JAKARTA. Peluang pengembangan listrik oleh perusahaan swasta non-PLN di Indonesia masih terbuka lebar. Sebab dalam rencana umum pengembangan tenaga listrik PLN tahun 2010-2019, produsen listrik swasta diberi mandat untuk menghasilkan listrik sebanyak 30.000 MW.

Hanya saja, iklim investasi pengembangan listrik swasta masih kurang kondisif sehingga perusahaan swasta kurang progresif memanfatkan peluang tersebut. Berdasarkan catatan Ketua Umum Asosiasi Produsen Listrik Swasta Indonesia, A.Santoso, dari 30.000 MW tersebut, saat ini baru 16% atau sekitar 4.718 Mw pengbangkit listrik swasta yang sudah beroperasi.

Sisanya, sebanyak 14% atau 4.481 Mw pembangkit swasta yang masih dalam proses konstruksi. Dan sebagian besar, yaitu 70% atau sekitar 20.000 Mw, masih dalam proses tender.


Dari pembangkit swasta yang sudah beroperasi dan sedang dalam proses konstruksi, kata Santoso, nilai investasi untuk tiap 1 Mw sekitar US$ 1,5 juta.

Santoso bilang, minat swasta untuk memproduski listrik sebenarnya sangat besar. Hanya saja masih terkendala oleh sejumlah hambatan. "Saya sudah minta, PLN perlu menempatkan kami sebagai mitra. Terus, peraturan-peraturan yang mendukung juga harus lebih sederhana, jangan terlalu birokratis.

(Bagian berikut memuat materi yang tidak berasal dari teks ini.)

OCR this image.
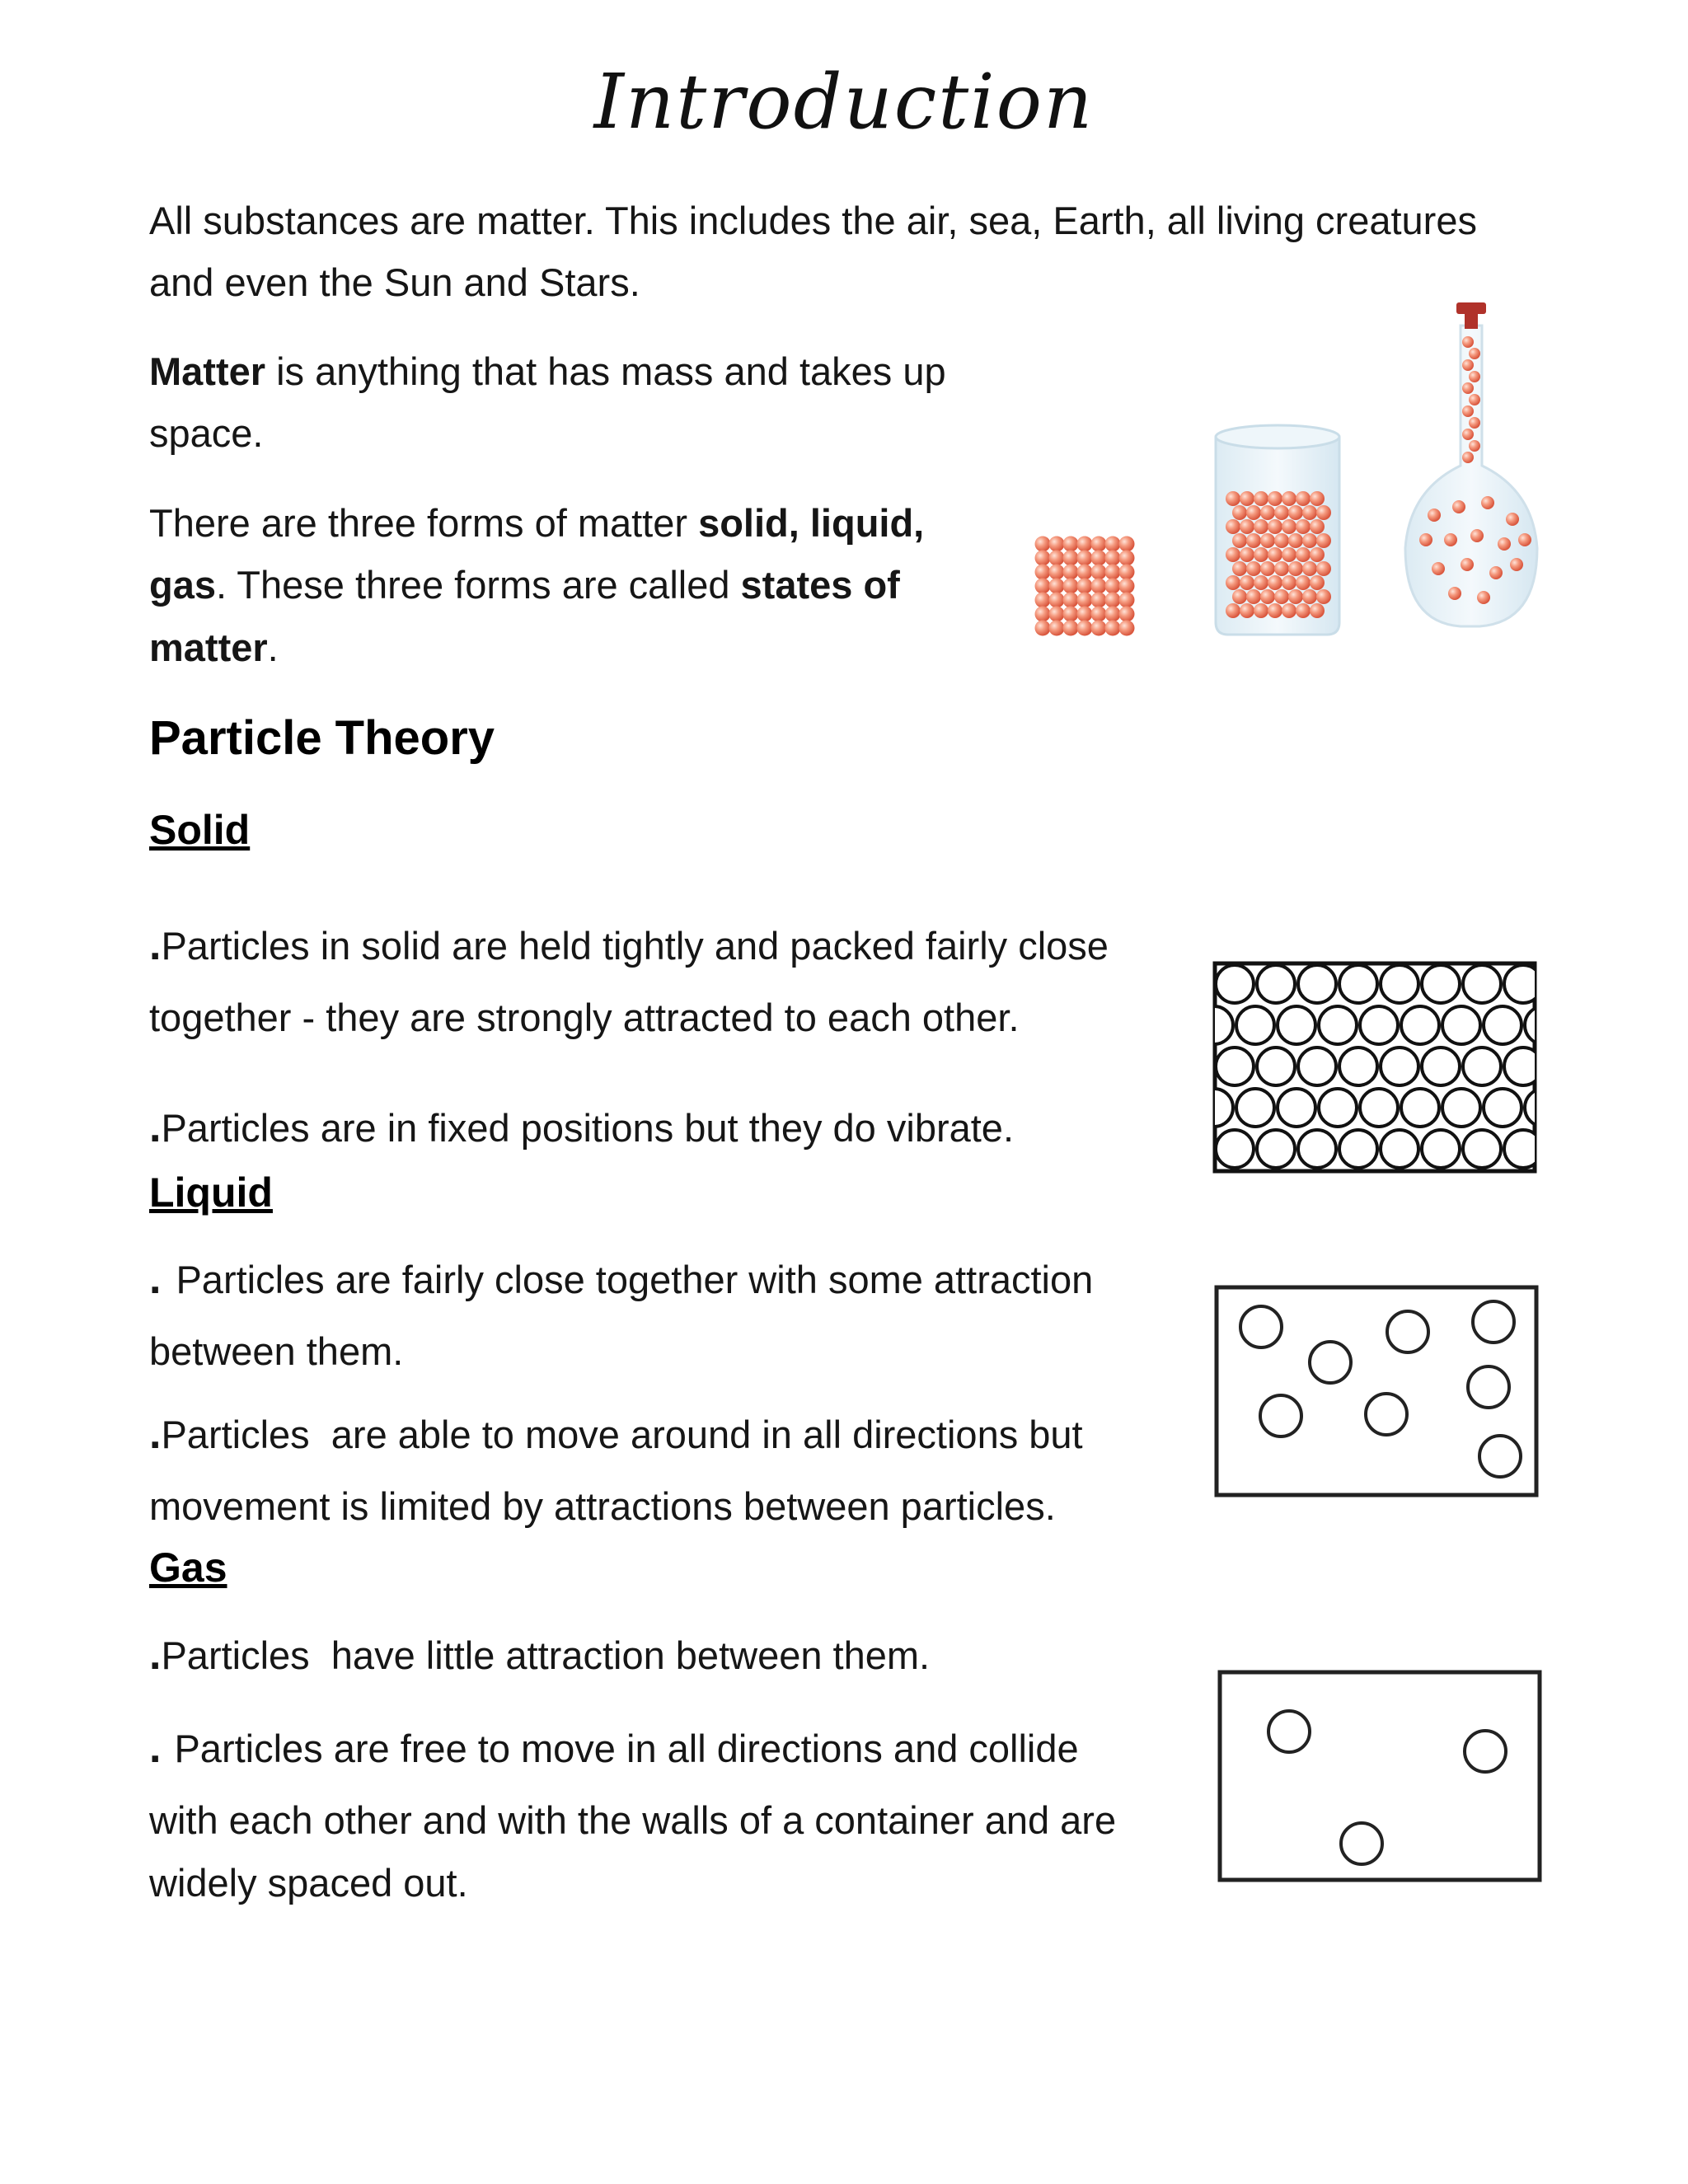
Introduction

All substances are matter. This includes the air, sea, Earth, all living creatures

and even the Sun and Stars.

Matter is anything that has mass and takes up

space.

There are three forms of matter solid, liquid,

gas. These three forms are called states of

matter.

Particle Theory
Solid

.Particles in solid are held tightly and packed fairly close

together - they are strongly attracted to each other.

.Particles are in fixed positions but they do vibrate.

Liquid

. Particles are fairly close together with some attraction

between them.

.Particles  are able to move around in all directions but

movement is limited by attractions between particles.

Gas

.Particles  have little attraction between them.

. Particles are free to move in all directions and collide

with each other and with the walls of a container and are

widely spaced out.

Pemda juga harus mendukung karena listrik ini sebagai pemicu perekonomian di daerah," tutur Santoso kepada KONTAN.

Kendala tersebut antara lain harga beli listrik yang ditawarkan oleh PLN kepada swasta masih rendah yaitu Rp 700-800/Kwh. "Harga tersebut kurang mendorong minat investor untuk berinvestasi," ujarnya.

Dalam rencana umum penyediaan tenaga listrik tahun 2010-2029 disebutkan bahwa tambahan kebutuhan listrik di Indonesia mencapai 55.000 MW. Menurut Ketua Bidang Penunjang Ketenagalistrikan, Masyarakat Kelistrikan Indonesia Djuniarman Djulkifli sebelumnya, dari total tambahan tersebut, sebanyak 32.000 MW (57%) akan dibangun oleh PLN, sedangkan 23.500 Mw dibangun oleh produsen listrik swasta.